Thalassaemia International Federation
Thalassaemia International Federation would like to stress, the huge unmet need of equal access to medicines and vaccines, for all patients with thalassemia and other hemoglobinopathies.
Given the absence of national registries, the numbers of patients in each country are underestimated, which means that policy and budgeting are not based on true needs. In addition, an estimated 60,000 new affected births are added each year due to the absence of any plan for prevention. Life-long regular red-cell transfusions and iron chelation, along with multidisciplinary care have dramatically improved patients’ survival over the decades, transforming thalassemia from a fatal pediatric disease to a chronic condition. At the same time, long survival in some settings increases the numbers of patients needing treatment. Out-of-pocket expenses are the rule in most countries.
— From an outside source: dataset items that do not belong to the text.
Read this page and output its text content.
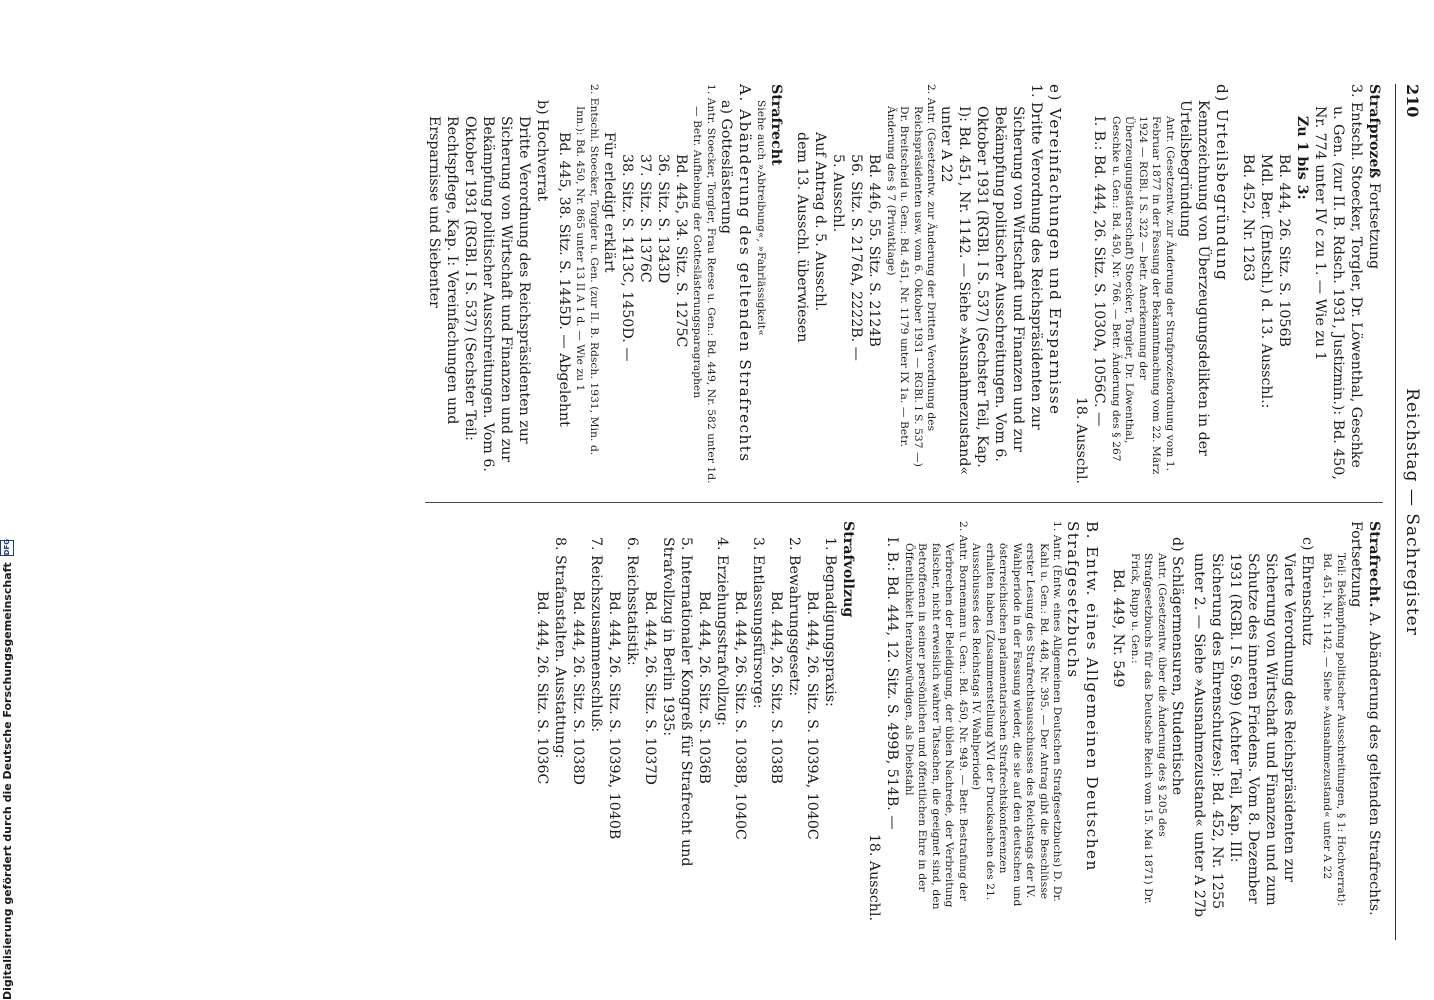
210
Reichstag — Sachregister

Strafprozeß Fortsetzung

3. Entschl. Stoecker, Torgler, Dr. Löwenthal, Geschke u. Gen. (zur II. B. Rdsch. 1931, Justizmin.): Bd. 450, Nr. 774 unter IV c zu 1. — Wie zu 1

Zu 1 bis 3:

Bd. 444, 26. Sitz. S. 1056B

Mdl. Ber. (Entschl.) d. 13. Ausschl.:

Bd. 452, Nr. 1263

d) Urteilsbegründung

Kennzeichnung von Überzeugungsdelikten in der Urteilsbegründung

Antr. (Gesetzentw. zur Änderung der Strafprozeßordnung vom 1. Februar 1877 in der Fassung der Bekanntmachung vom 22. März 1924 — RGBl. I S. 322 — betr. Anerkennung der Überzeugungstäterschaft) Stoecker, Torgler, Dr. Löwenthal, Geschke u. Gen.: Bd. 450, Nr. 766. — Betr. Änderung des § 267

I. B.: Bd. 444, 26. Sitz. S. 1030A, 1056C. —

18. Ausschl.

e) Vereinfachungen und Ersparnisse

1. Dritte Verordnung des Reichspräsidenten zur Sicherung von Wirtschaft und Finanzen und zur Bekämpfung politischer Ausschreitungen. Vom 6. Oktober 1931 (RGBl. I S. 537) (Sechster Teil, Kap. I): Bd. 451, Nr. 1142. — Siehe »Ausnahmezustand« unter A 22

2. Antr. (Gesetzentw. zur Änderung der Dritten Verordnung des Reichspräsidenten usw. vom 6. Oktober 1931 — RGBl. I S. 537 —) Dr. Breitscheid u. Gen.: Bd. 451, Nr. 1179 unter IX 1a. — Betr. Änderung des § 7 (Privatklage)

Bd. 446, 55. Sitz. S. 2124B

56. Sitz. S. 2176A, 2222B. —

5. Ausschl.

Auf Antrag d. 5. Ausschl.

dem 13. Ausschl. überwiesen

Strafrecht

Siehe auch »Abtreibung«, »Fahrlässigkeit«

A. Abänderung des geltenden Strafrechts

a) Gotteslästerung

1. Antr. Stoecker, Torgler, Frau Reese u. Gen.: Bd. 449, Nr. 582 unter 1d. — Betr. Aufhebung der Gotteslästerungsparagraphen

Bd. 445, 34. Sitz. S. 1275C

36. Sitz. S. 1343D

37. Sitz. S. 1376C

38. Sitz. S. 1413C, 1450D. —

Für erledigt erklärt

2. Entschl. Stoecker, Torgler u. Gen. (zur II. B. Rdsch. 1931, Min. d. Inn.): Bd. 450, Nr. 865 unter 13 II A 1 d. — Wie zu 1

Bd. 445, 38. Sitz. S. 1445D. — Abgelehnt

b) Hochverrat

Dritte Verordnung des Reichspräsidenten zur Sicherung von Wirtschaft und Finanzen und zur Bekämpfung politischer Ausschreitungen. Vom 6. Oktober 1931 (RGBl. I S. 537) (Sechster Teil: Rechtspflege, Kap. I: Vereinfachungen und Ersparnisse und Siebenter

Strafrecht. A. Abänderung des geltenden Strafrechts.

Fortsetzung

Teil: Bekämpfung politischer Ausschreitungen, § 1: Hochverrat): Bd. 451, Nr. 1142. — Siehe »Ausnahmezustand« unter A 22

c) Ehrenschutz

Vierte Verordnung des Reichspräsidenten zur Sicherung von Wirtschaft und Finanzen und zum Schutze des inneren Friedens. Vom 8. Dezember 1931 (RGBl. I S. 699) (Achter Teil, Kap. III: Sicherung des Ehrenschutzes): Bd. 452, Nr. 1255 unter 2. — Siehe »Ausnahmezustand« unter A 27b

d) Schlägermensuren, Studentische

Antr. (Gesetzentw. über die Änderung des § 205 des Strafgesetzbuchs für das Deutsche Reich vom 15. Mai 1871) Dr. Frick, Rupp u. Gen.:

Bd. 449, Nr. 549

B. Entw. eines Allgemeinen Deutschen Strafgesetzbuchs

1. Antr. (Entw. eines Allgemeinen Deutschen Strafgesetzbuchs) D. Dr. Kahl u. Gen.: Bd. 448, Nr. 395. — Der Antrag gibt die Beschlüsse erster Lesung des Strafrechtsausschusses des Reichstags der IV. Wahlperiode in der Fassung wieder, die sie auf den deutschen und österreichischen parlamentarischen Strafrechtskonferenzen erhalten haben (Zusammenstellung XVI der Drucksachen des 21. Ausschusses des Reichstags IV. Wahlperiode)

2. Antr. Bornemann u. Gen.: Bd. 450, Nr. 949. — Betr. Bestrafung der Verbrechen der Beleidigung, der üblen Nachrede, der Verbreitung falscher, nicht erweislich wahrer Tatsachen, die geeignet sind, den Betroffenen in seiner persönlichen und öffentlichen Ehre in der Öffentlichkeit herabzuwürdigen, als Diebstahl

I. B.: Bd. 444, 12. Sitz. S. 499B, 514B. —

18. Ausschl.

Strafvollzug

1. Begnadigungspraxis:

Bd. 444, 26. Sitz. S. 1039A, 1040C

2. Bewahrungsgesetz:

Bd. 444, 26. Sitz. S. 1038B

3. Entlassungsfürsorge:

Bd. 444, 26. Sitz. S. 1038B, 1040C

4. Erziehungsstrafvollzug:

Bd. 444, 26. Sitz. S. 1036B

5. Internationaler Kongreß für Strafrecht und Strafvollzug in Berlin 1935:

Bd. 444, 26. Sitz. S. 1037D

6. Reichsstatistik:

Bd. 444, 26. Sitz. S. 1039A, 1040B

7. Reichszusammenschluß:

Bd. 444, 26. Sitz. S. 1038D

8. Strafanstalten. Ausstattung:

Bd. 444, 26. Sitz. S. 1036C

Digitalisierung gefördert durch die Deutsche Forschungsgemeinschaft
DFG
According to estimates, less than 12% of children born with thalassemia worldwide are regularly transfused and only 40% of them receive proper iron chelation.
Additionally, because of frequent transfusions, thalassemia patients are at high risk of blood-borne infections, including hepatitis, which also add to the need for medication with antiviral drugs.
Through this statement, we would like to urge Member States to:
ENSURE that all patients have access to quality medicines for iron chelation and treatment of hepatitis C, including all relevant vaccines;
ADVOCATE for the adoption by the pharmaceutical industry of the WHO fair-pricing approach to guarantee all patients’ access to affordable quality iron chelators and antiviral drugs;
DEVELOP synergies to increase negotiating power for procuring medicines;
ENCOURAGE the production and procurement of safe and effective generic medicines.
Finally, we would like to reiterate our firm commitment to support all WHO efforts in increasing access to medicines.